3.045.912.M41
I set foot upon Heliovar beneath a sky the color of bruised silk, its twin suns smothered by incense-smoke that drifted from a thousand spires. The air was sweet as candied wine, yet it stung the throat with an undertone of rot. I had come at the Cardinal’s polite insistence to bless a reliquary newly unearthed—bones said to be of Saint Callis, martyr of the Halo Marches. I came weary, staff in hand, rosarius hidden beneath my robe, and with the old ache in my lungs that tells me the Emperor will soon call me to His side.
The court of Heliovar received me with velvet smiles. Perfumed courtiers in lacquered masks bent low, their voices honeyed and slow. Music quivered through the marble halls like a living thing: a rhythm just shy of heartbeat, too languid for liturgy, too precise for chance. I smelled roses and something sharper, a fragrance that reminded me of forgotten sins.
Among the attendants walked Sister Lira, the youngest of the reliquary’s guardians. Her eyes were wide as any novitiate’s, but her step faltered when a certain noble—clad in silks that shimmered like oil on water—brushed past. I saw the flush rise on her cheek; I heard the tremor in her prayer. Chastity, I thought, is not merely the closing of a door. It is the guarding of a flame.
That night the nobles hosted a vigil-feast “in honor of the Saint.” The feast stretched into something darker. Music deepened, pulsed. Veils fell from dancers whose limbs moved like question and answer. Goblets overflowed with wine that glittered faintly in the candlelight as though laced with powdered stars. I tasted none of it. Lira sat near me, fingers clenched white on her rosary. The masked noble leaned close to her ear, whispering words I could not hear but could almost feel, like warm breath on an open wound.

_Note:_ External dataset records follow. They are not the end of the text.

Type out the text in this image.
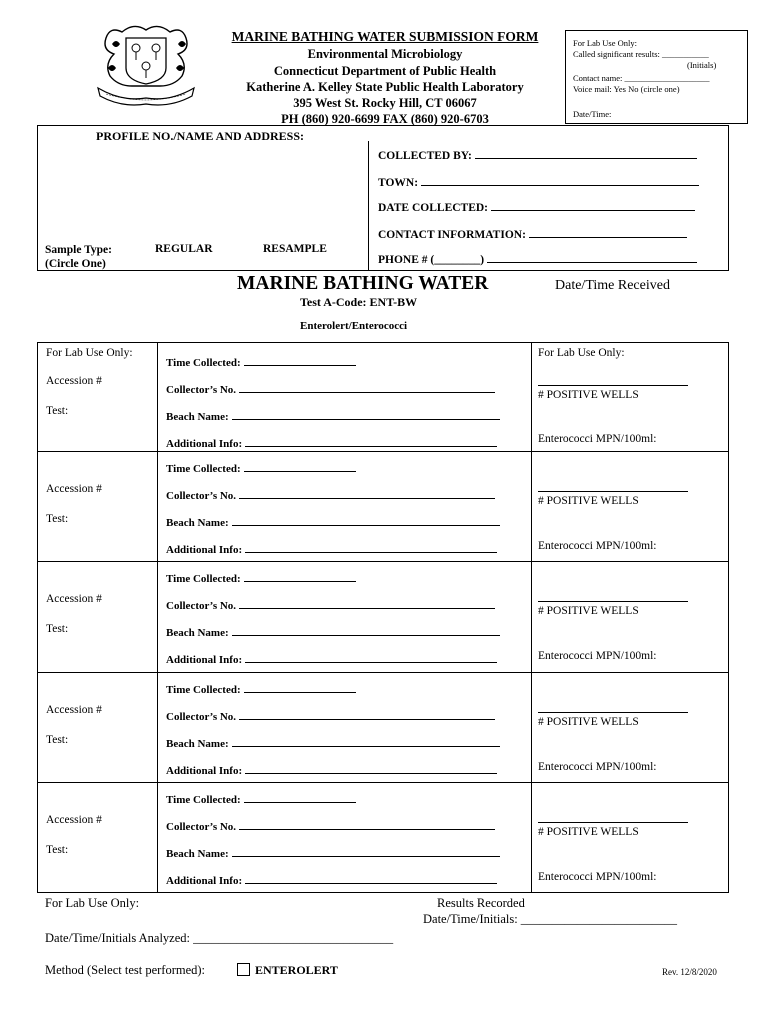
MARINE BATHING WATER SUBMISSION FORM
Environmental Microbiology
Connecticut Department of Public Health
Katherine A. Kelley State Public Health Laboratory
395 West St. Rocky Hill, CT 06067
PH (860) 920-6699 FAX (860) 920-6703
For Lab Use Only:
Called significant results: ___________
(Initials)
Contact name: ____________________
Voice mail: Yes No (circle one)
Date/Time:
PROFILE NO./NAME AND ADDRESS:
COLLECTED BY:
TOWN:
DATE COLLECTED:
CONTACT INFORMATION:
PHONE # (________)
Sample Type:
(Circle One)
REGULAR	RESAMPLE
MARINE BATHING WATER	Date/Time Received
Test A-Code: ENT-BW
Enterolert/Enterococci
For Lab Use Only:	For Lab Use Only:
Accession #
Test:
Time Collected:
Collector’s No.
Beach Name:
Additional Info:
# POSITIVE WELLS
Enterococci MPN/100ml:
Accession #
Test:
Time Collected:
Collector’s No.
Beach Name:
Additional Info:
# POSITIVE WELLS
Enterococci MPN/100ml:
Accession #
Test:
Time Collected:
Collector’s No.
Beach Name:
Additional Info:
# POSITIVE WELLS
Enterococci MPN/100ml:
Accession #
Test:
Time Collected:
Collector’s No.
Beach Name:
Additional Info:
# POSITIVE WELLS
Enterococci MPN/100ml:
Accession #
Test:
Time Collected:
Collector’s No.
Beach Name:
Additional Info:
# POSITIVE WELLS
Enterococci MPN/100ml:
For Lab Use Only:	Results Recorded
Date/Time/Initials: _________________________
Date/Time/Initials Analyzed: ________________________________
Method (Select test performed):	ENTEROLERT	Rev. 12/8/2020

I laid a hand upon hers. “Daughter,” I said softly, “remember the Emperor’s love—it is fiercer than desire and gentler than touch. Do not let another claim the devotion that is already His.”

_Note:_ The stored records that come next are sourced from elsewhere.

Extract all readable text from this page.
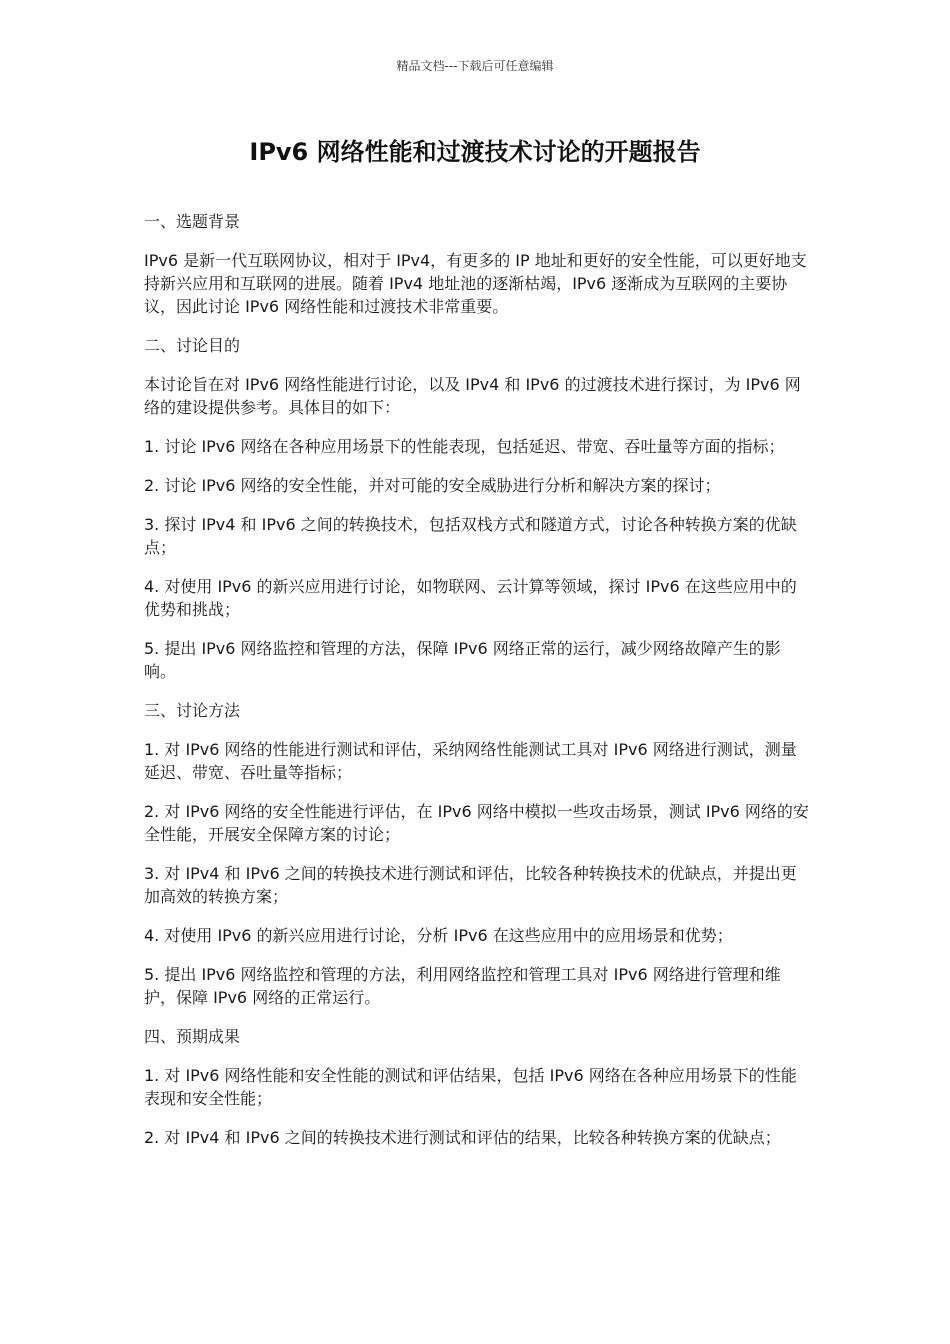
精品文档---下载后可任意编辑
IPv6 网络性能和过渡技术讨论的开题报告

一、选题背景

IPv6 是新一代互联网协议，相对于 IPv4，有更多的 IP 地址和更好的安全性能，可以更好地支持新兴应用和互联网的进展。随着 IPv4 地址池的逐渐枯竭，IPv6 逐渐成为互联网的主要协议，因此讨论 IPv6 网络性能和过渡技术非常重要。

二、讨论目的

本讨论旨在对 IPv6 网络性能进行讨论，以及 IPv4 和 IPv6 的过渡技术进行探讨，为 IPv6 网络的建设提供参考。具体目的如下：

1. 讨论 IPv6 网络在各种应用场景下的性能表现，包括延迟、带宽、吞吐量等方面的指标；

2. 讨论 IPv6 网络的安全性能，并对可能的安全威胁进行分析和解决方案的探讨；

3. 探讨 IPv4 和 IPv6 之间的转换技术，包括双栈方式和隧道方式，讨论各种转换方案的优缺点；

4. 对使用 IPv6 的新兴应用进行讨论，如物联网、云计算等领域，探讨 IPv6 在这些应用中的优势和挑战；

5. 提出 IPv6 网络监控和管理的方法，保障 IPv6 网络正常的运行，减少网络故障产生的影响。

三、讨论方法

1. 对 IPv6 网络的性能进行测试和评估，采纳网络性能测试工具对 IPv6 网络进行测试，测量延迟、带宽、吞吐量等指标；

2. 对 IPv6 网络的安全性能进行评估，在 IPv6 网络中模拟一些攻击场景，测试 IPv6 网络的安全性能，开展安全保障方案的讨论；

3. 对 IPv4 和 IPv6 之间的转换技术进行测试和评估，比较各种转换技术的优缺点，并提出更加高效的转换方案；

4. 对使用 IPv6 的新兴应用进行讨论，分析 IPv6 在这些应用中的应用场景和优势；

5. 提出 IPv6 网络监控和管理的方法，利用网络监控和管理工具对 IPv6 网络进行管理和维护，保障 IPv6 网络的正常运行。

四、预期成果

1. 对 IPv6 网络性能和安全性能的测试和评估结果，包括 IPv6 网络在各种应用场景下的性能表现和安全性能；

2. 对 IPv4 和 IPv6 之间的转换技术进行测试和评估的结果，比较各种转换方案的优缺点；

Her eyes cleared as if a veil had lifted. Together we slipped from the hall. Behind us, the music sharpened into a single, piercing note.
The reliquary chamber lay in silence, but the silence was a lie. Candles guttered though no breeze moved. At the reliquary’s base a sigil writhed—drawn in something dark and fresh. The noble stood there, mask discarded, face alight with unholy rapture. Around him a half-circle of courtiers chanted a name I will not record.
“Saint Callis died resisting the excess you worship,” I said. My voice was brittle but it carried. “Begone.”
Lira stepped forward, raising her rosarius high. Light spilled from the ancient beads—cold, clean, merciless. The cultists shrieked as the Emperor’s name rang from her lips. I joined her prayer, every syllable a hammer-blow. The sigil smoked, then burst like overripe fruit. When silence fell again, only ash remained.
At dawn we sealed the chamber and summoned the local Arbites. Lira knelt beside the Saint’s bones, tears on her cheeks not of shame but of release. “I nearly failed,” she whispered.
“No,” I told her. “Chastity is not the untested heart. It is the heart that feels the pull of the abyss and yet turns, again and again, toward the Emperor’s light.”
Now I write these words in the margin of my travel-bible. I will not name the noble, nor the world, for memory alone is punishment enough. Chastity is more than abstinence of flesh. It is purity of devotion, a single flame kept bright amid incense-laden corruption. May the Emperor guard that flame in all who serve Him, until the stars themselves grow cold.